The futuristic wall of 50-inch high-resolution projection monitors supports two- and three-dimensional visualization needs at extremely high resolution and clarity, Odegard said. Backed by custom graphics engines, the wall allows data to be displayed in three dimensions using modern active stereo shutter glasses, often seen in home 3-D TV systems but far more sophisticated than glasses used at a 3-D movie theater.

The shutters are linked wirelessly to the graphic engines so that, in effect, only one eye is open at a time, and it matches the left or right images displayed on the screen. But this all happens very fast, at a frame rate of 120 times a second, so users see no flicker in their images.

Erik Engquist, manager of the lab who joined Rice last year, has been demonstrating the system with geological, molecular and other 3-D data that float in front of the screen and allow viewers to see details that might be invisible on flat images, no matter how big. The system has two other advantages over standard 3-D displays. The 32-megapixel screen can track researchers with an infrared system (also tied into the glasses) and allows them to walk around inside an image. Researchers can also interact with the data by turning them this way and that in midair to get a different perspective and interpret the data quantitatively.

“If you have a 10-dimensional data space — which is not uncommon — you can’t visualize it in 10 dimensions, but you can visualize any three at a time,” Levander said. “You can walk through complicated multidimensional space looking at what are called ‘hypercubes.’ You can interact with them and look for correlations in complex systems.”

Engquist, an applied mathematician, said the 16 projection monitors were chosen for their display brilliance and their narrow borders that leave only a thin strip of black between individual screens. “It’s far less intrusive than if we had used regular TV monitors, which have a large bezel,” he said. “If the images have a black background, you barely see the lines; in fact, after a while you don’t really notice them, since your focus will be on the data.”

“Erik is probably the most important part of this investment,” Odegard said. “I am excited about the fact that we have somebody who can not only build the wall and develop software but also understands how to work with users to prepare the data and develop the workflows that will permit them to focus on the research and not on the technology.”

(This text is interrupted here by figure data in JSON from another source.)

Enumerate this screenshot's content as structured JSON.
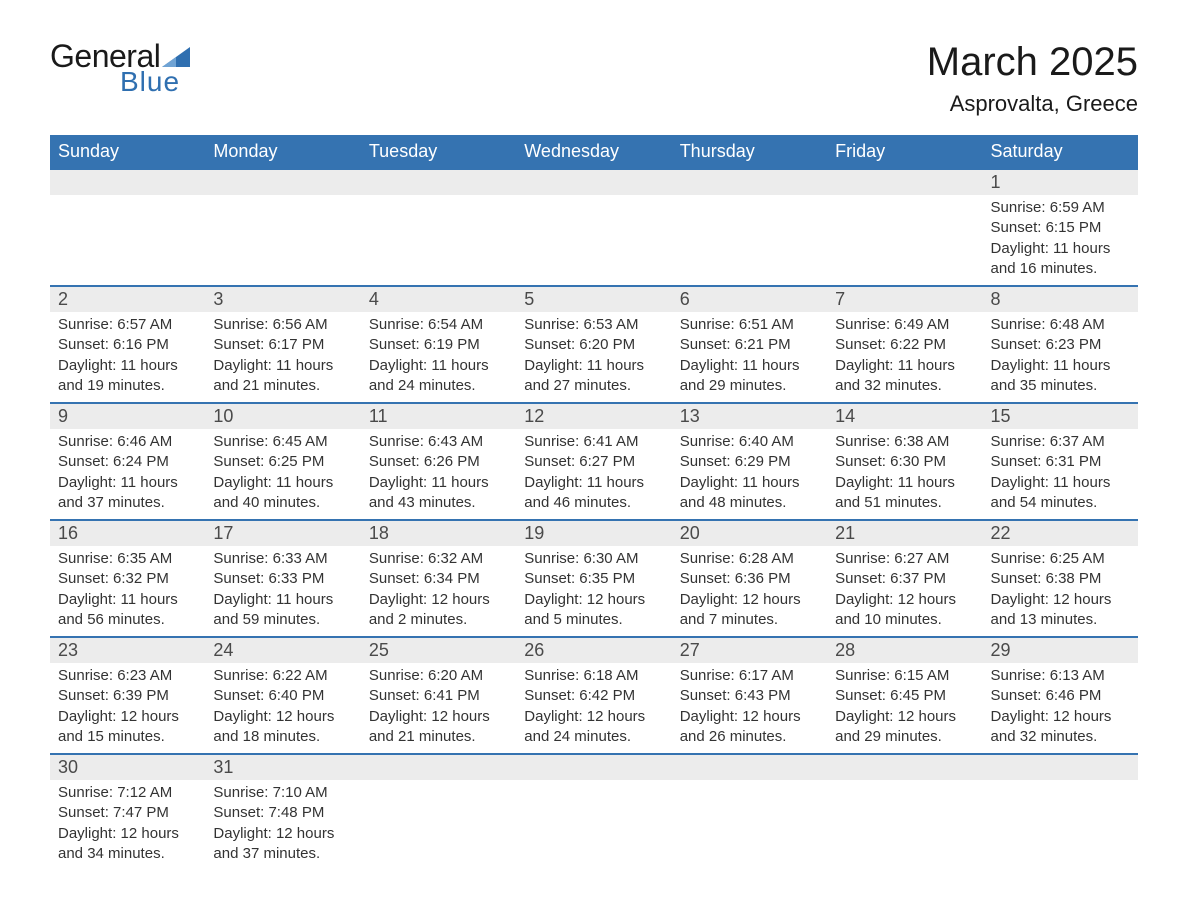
{
  "logo": {
    "text1": "General",
    "text2": "Blue",
    "triangle_color": "#2f6fb0"
  },
  "title": "March 2025",
  "location": "Asprovalta, Greece",
  "colors": {
    "header_bg": "#3573b1",
    "header_fg": "#ffffff",
    "daynum_bg": "#ececec",
    "row_border": "#3573b1",
    "text": "#333333"
  },
  "weekdays": [
    "Sunday",
    "Monday",
    "Tuesday",
    "Wednesday",
    "Thursday",
    "Friday",
    "Saturday"
  ],
  "weeks": [
    [
      null,
      null,
      null,
      null,
      null,
      null,
      {
        "n": "1",
        "sr": "6:59 AM",
        "ss": "6:15 PM",
        "dl": "11 hours and 16 minutes."
      }
    ],
    [
      {
        "n": "2",
        "sr": "6:57 AM",
        "ss": "6:16 PM",
        "dl": "11 hours and 19 minutes."
      },
      {
        "n": "3",
        "sr": "6:56 AM",
        "ss": "6:17 PM",
        "dl": "11 hours and 21 minutes."
      },
      {
        "n": "4",
        "sr": "6:54 AM",
        "ss": "6:19 PM",
        "dl": "11 hours and 24 minutes."
      },
      {
        "n": "5",
        "sr": "6:53 AM",
        "ss": "6:20 PM",
        "dl": "11 hours and 27 minutes."
      },
      {
        "n": "6",
        "sr": "6:51 AM",
        "ss": "6:21 PM",
        "dl": "11 hours and 29 minutes."
      },
      {
        "n": "7",
        "sr": "6:49 AM",
        "ss": "6:22 PM",
        "dl": "11 hours and 32 minutes."
      },
      {
        "n": "8",
        "sr": "6:48 AM",
        "ss": "6:23 PM",
        "dl": "11 hours and 35 minutes."
      }
    ],
    [
      {
        "n": "9",
        "sr": "6:46 AM",
        "ss": "6:24 PM",
        "dl": "11 hours and 37 minutes."
      },
      {
        "n": "10",
        "sr": "6:45 AM",
        "ss": "6:25 PM",
        "dl": "11 hours and 40 minutes."
      },
      {
        "n": "11",
        "sr": "6:43 AM",
        "ss": "6:26 PM",
        "dl": "11 hours and 43 minutes."
      },
      {
        "n": "12",
        "sr": "6:41 AM",
        "ss": "6:27 PM",
        "dl": "11 hours and 46 minutes."
      },
      {
        "n": "13",
        "sr": "6:40 AM",
        "ss": "6:29 PM",
        "dl": "11 hours and 48 minutes."
      },
      {
        "n": "14",
        "sr": "6:38 AM",
        "ss": "6:30 PM",
        "dl": "11 hours and 51 minutes."
      },
      {
        "n": "15",
        "sr": "6:37 AM",
        "ss": "6:31 PM",
        "dl": "11 hours and 54 minutes."
      }
    ],
    [
      {
        "n": "16",
        "sr": "6:35 AM",
        "ss": "6:32 PM",
        "dl": "11 hours and 56 minutes."
      },
      {
        "n": "17",
        "sr": "6:33 AM",
        "ss": "6:33 PM",
        "dl": "11 hours and 59 minutes."
      },
      {
        "n": "18",
        "sr": "6:32 AM",
        "ss": "6:34 PM",
        "dl": "12 hours and 2 minutes."
      },
      {
        "n": "19",
        "sr": "6:30 AM",
        "ss": "6:35 PM",
        "dl": "12 hours and 5 minutes."
      },
      {
        "n": "20",
        "sr": "6:28 AM",
        "ss": "6:36 PM",
        "dl": "12 hours and 7 minutes."
      },
      {
        "n": "21",
        "sr": "6:27 AM",
        "ss": "6:37 PM",
        "dl": "12 hours and 10 minutes."
      },
      {
        "n": "22",
        "sr": "6:25 AM",
        "ss": "6:38 PM",
        "dl": "12 hours and 13 minutes."
      }
    ],
    [
      {
        "n": "23",
        "sr": "6:23 AM",
        "ss": "6:39 PM",
        "dl": "12 hours and 15 minutes."
      },
      {
        "n": "24",
        "sr": "6:22 AM",
        "ss": "6:40 PM",
        "dl": "12 hours and 18 minutes."
      },
      {
        "n": "25",
        "sr": "6:20 AM",
        "ss": "6:41 PM",
        "dl": "12 hours and 21 minutes."
      },
      {
        "n": "26",
        "sr": "6:18 AM",
        "ss": "6:42 PM",
        "dl": "12 hours and 24 minutes."
      },
      {
        "n": "27",
        "sr": "6:17 AM",
        "ss": "6:43 PM",
        "dl": "12 hours and 26 minutes."
      },
      {
        "n": "28",
        "sr": "6:15 AM",
        "ss": "6:45 PM",
        "dl": "12 hours and 29 minutes."
      },
      {
        "n": "29",
        "sr": "6:13 AM",
        "ss": "6:46 PM",
        "dl": "12 hours and 32 minutes."
      }
    ],
    [
      {
        "n": "30",
        "sr": "7:12 AM",
        "ss": "7:47 PM",
        "dl": "12 hours and 34 minutes."
      },
      {
        "n": "31",
        "sr": "7:10 AM",
        "ss": "7:48 PM",
        "dl": "12 hours and 37 minutes."
      },
      null,
      null,
      null,
      null,
      null
    ]
  ],
  "labels": {
    "sunrise": "Sunrise:",
    "sunset": "Sunset:",
    "daylight": "Daylight:"
  }
}
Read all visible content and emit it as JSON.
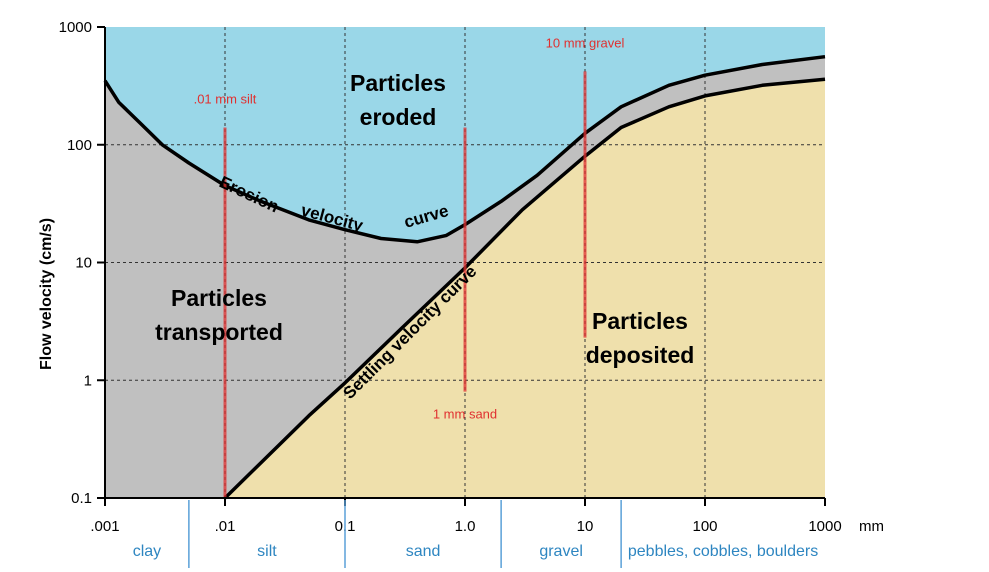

“The DAVinCI project is another example for how the partnership between the Ken Kennedy Institute for Information Technology and the Office of the Vice Provost for Information Technology is working with faculty to develop and support research cyber-infrastructure at Rice,” Levander said.

The visualization laboratory will be formally dedicated Sept. 5, but Odegard said it is currently available not just for Rice faculty, but also for researchers in the Texas Medical Center and Houston area. In the long term, he said, the big screen will serve as the hub of a system with spokes leading to other, smaller screens around campus on which researchers can prepare data for the studio. At the studio, they will be able to share images with as many as 25 students or colleagues wearing special glasses or even with other facilities whose participants are represented by on-screen avatars.

“Chevron is proud to continue its support of Rice through our University Partnership Program,” said William Hunter, portfolio manager for university affairs at Chevron. “Our partnership with Rice is a key part of Chevron’s efforts to hire top-quality students necessary to help us meet energy demands around the world. We believe that the new Chevron Visualization Lab will provide state-of-the-art training for Rice students in Earth science and other disciplines.”